Engels: Braucht man – wenn Sie sagen, das ist nicht der einheitliche Standard offenbar der Kliniken gewesen – hier gesetzliche Vorgaben, damit die Kliniken gezwungen werden, hier mehr zu kontrollieren?
Meiser: Ich glaube nicht, dass der Gesetzgeber da sozusagen in Zugzwang ist, sondern es sind die Fachgesellschaften. Es sind die Ärztekammern, die entsprechende Richtlinien entwickeln sollten, teilweise auch schon entwickelt haben. Es stellt sich immer auch die Frage, ob sich dann die Zentren daran halten. Es gibt zum Beispiel für die Indikation einer Lebertransplantation genaue Richtlinien, die jederzeit nachgelesen werden können von der Bundesärztekammer. Wenn sich natürlich ein Zentrum nicht an diese Richtlinien hält, noch einmal, muss das kontrolliert werden und muss dann entsprechend auch offengelegt werden. Die nächste Frage ist natürlich auch die Möglichkeit der Sanktionierung – auch hier muss man in Zukunft konsequenter sein und muss natürlich Zentren, bei denen solche Auffälligkeiten festgestellt werden, muss man dann entsprechend zunächst einmal ermahnen und anschließend natürlich konsequenterweise letztendlich gegebenenfalls sogar die Erlaubnis der Organtransplantation entziehen.
Engels: Für Misstrauen sorgt nun auch eine Recherche des Magazins "Der Spiegel" über Organhändlerringe. Hatten Sie schon mal mit Fällen zu tun, wo wartende Patienten aus Deutschland auf einmal von der Warteliste verschwanden, weil sie offenbar im Ausland ein Organ aus dubioser Quelle bekommen haben?

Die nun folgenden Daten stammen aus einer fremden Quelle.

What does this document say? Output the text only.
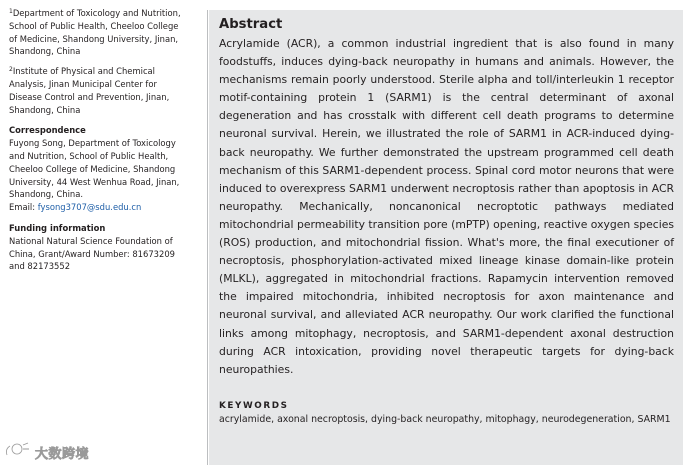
$^1$Department of Toxicology and Nutrition, School of Public Health, Cheeloo College of Medicine, Shandong University, Jinan, Shandong, China

$^2$Institute of Physical and Chemical Analysis, Jinan Municipal Center for Disease Control and Prevention, Jinan, Shandong, China

Correspondence

Fuyong Song, Department of Toxicology and Nutrition, School of Public Health, Cheeloo College of Medicine, Shandong University, 44 West Wenhua Road, Jinan, Shandong, China.
Email: fysong3707@sdu.edu.cn

Funding information

National Natural Science Foundation of China, Grant/Award Number: 81673209 and 82173552

Abstract

Acrylamide (ACR), a common industrial ingredient that is also found in many foodstuffs, induces dying-back neuropathy in humans and animals. However, the mechanisms remain poorly understood. Sterile alpha and toll/interleukin 1 receptor motif-containing protein 1 (SARM1) is the central determinant of axonal degeneration and has crosstalk with different cell death programs to determine neuronal survival. Herein, we illustrated the role of SARM1 in ACR-induced dying-back neuropathy. We further demonstrated the upstream programmed cell death mechanism of this SARM1-dependent process. Spinal cord motor neurons that were induced to overexpress SARM1 underwent necroptosis rather than apoptosis in ACR neuropathy. Mechanically, noncanonical necroptotic pathways mediated mitochondrial permeability transition pore (mPTP) opening, reactive oxygen species (ROS) production, and mitochondrial fission. What's more, the final executioner of necroptosis, phosphorylation-activated mixed lineage kinase domain-like protein (MLKL), aggregated in mitochondrial fractions. Rapamycin intervention removed the impaired mitochondria, inhibited necroptosis for axon maintenance and neuronal survival, and alleviated ACR neuropathy. Our work clarified the functional links among mitophagy, necroptosis, and SARM1-dependent axonal destruction during ACR intoxication, providing novel therapeutic targets for dying-back neuropathies.

KEYWORDS

acrylamide, axonal necroptosis, dying-back neuropathy, mitophagy, neurodegeneration, SARM1

大数跨境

Meiser: Also ein solcher Fall ist mir persönlich noch nicht untergekommen. Ich weiß, dass es das gibt, dass Patienten versuchen, in ihrer Verzweiflung gegebenenfalls in Drittländern an Organe zu kommen. Das ist vor allem natürlich allein schon von der Zahl, aber auch von der Möglichkeit des Handels her am ehesten bei der Niere der Fall. Ich kann davon nur sehr warnen: Zum einen ist es natürlich illegal und vollkommen unethisch, zum anderen sind die Ergebnisse dieser Transplantation – und das ist inzwischen auch belegt und publiziert – sehr, sehr schlecht, weil die Bedingungen, unter denen in solchen Ländern transplantiert wird, natürlich weit entfernt sind von unseren Standards. Und es gibt eine Deklaration von Istanbul, wo also sozusagen die Weltgemeinschaft der Mediziner das konsequent ablehnt und diesen Organtourismus entsprechend beurteilt.
Engels: Der Münchner Chirurg und Präsident von Eurotransplant, Bruno Meiser. Vielen Dank für das Gespräch heute früh!
Äußerungen unserer Gesprächspartner geben deren eigene Auffassungen wieder. Deutschlandradio macht sich Äußerungen seiner Gesprächspartner in Interviews und Diskussionen nicht zu eigen.